Through an analysis of 13-F filings (reports filed by institutional investors), Cerulli found that institutions use ETFs for international exposure, especially emerging markets, and for commodity exposure. Emerging markets and tactical commodity trading are both areas of the market in which investing directly in the underlying assets can be more costly than using the ETF.

Although there are exceptions, institutional use is concentrated among the largest ETFs, which means mainly the big-three ETF managers.

According to the report, the more well-known ETF strategists include Windhaven Investment Management (owned by Charles Schwab), RiverFront Investment Group, and F-Squared Investments, Inc.

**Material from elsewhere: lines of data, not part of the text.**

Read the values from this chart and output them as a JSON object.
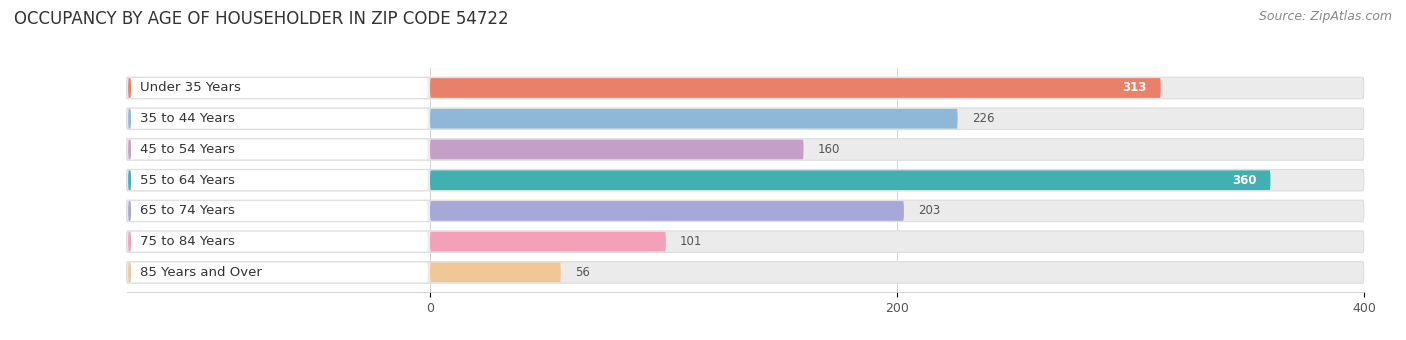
{
  "title": "OCCUPANCY BY AGE OF HOUSEHOLDER IN ZIP CODE 54722",
  "source": "Source: ZipAtlas.com",
  "categories": [
    "Under 35 Years",
    "35 to 44 Years",
    "45 to 54 Years",
    "55 to 64 Years",
    "65 to 74 Years",
    "75 to 84 Years",
    "85 Years and Over"
  ],
  "values": [
    313,
    226,
    160,
    360,
    203,
    101,
    56
  ],
  "bar_colors": [
    "#E8806A",
    "#8FB8D8",
    "#C4A0C8",
    "#42B0B0",
    "#A8A8D8",
    "#F4A0B8",
    "#F0C898"
  ],
  "bar_bg_color": "#EBEBEB",
  "xlim": [
    0,
    400
  ],
  "xticks": [
    0,
    200,
    400
  ],
  "title_fontsize": 12,
  "label_fontsize": 9.5,
  "value_fontsize": 8.5,
  "source_fontsize": 9,
  "fig_bg_color": "#FFFFFF",
  "value_inside_threshold": 300
}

The report notes that ETF strategists typically operate within subadvisory or dual-contract separate account programs or model-driven separate accounts in unified managed account (UMA) programs, though some firms do offer mutual fund ver- sions of their strategies.

An important Morningstar figure cited by the Cerulli report was this: as of 2012, US$63 billion was invested in the 530 strategies that the firm tracks; these as- sets represent a 60 percent growth rate for the year.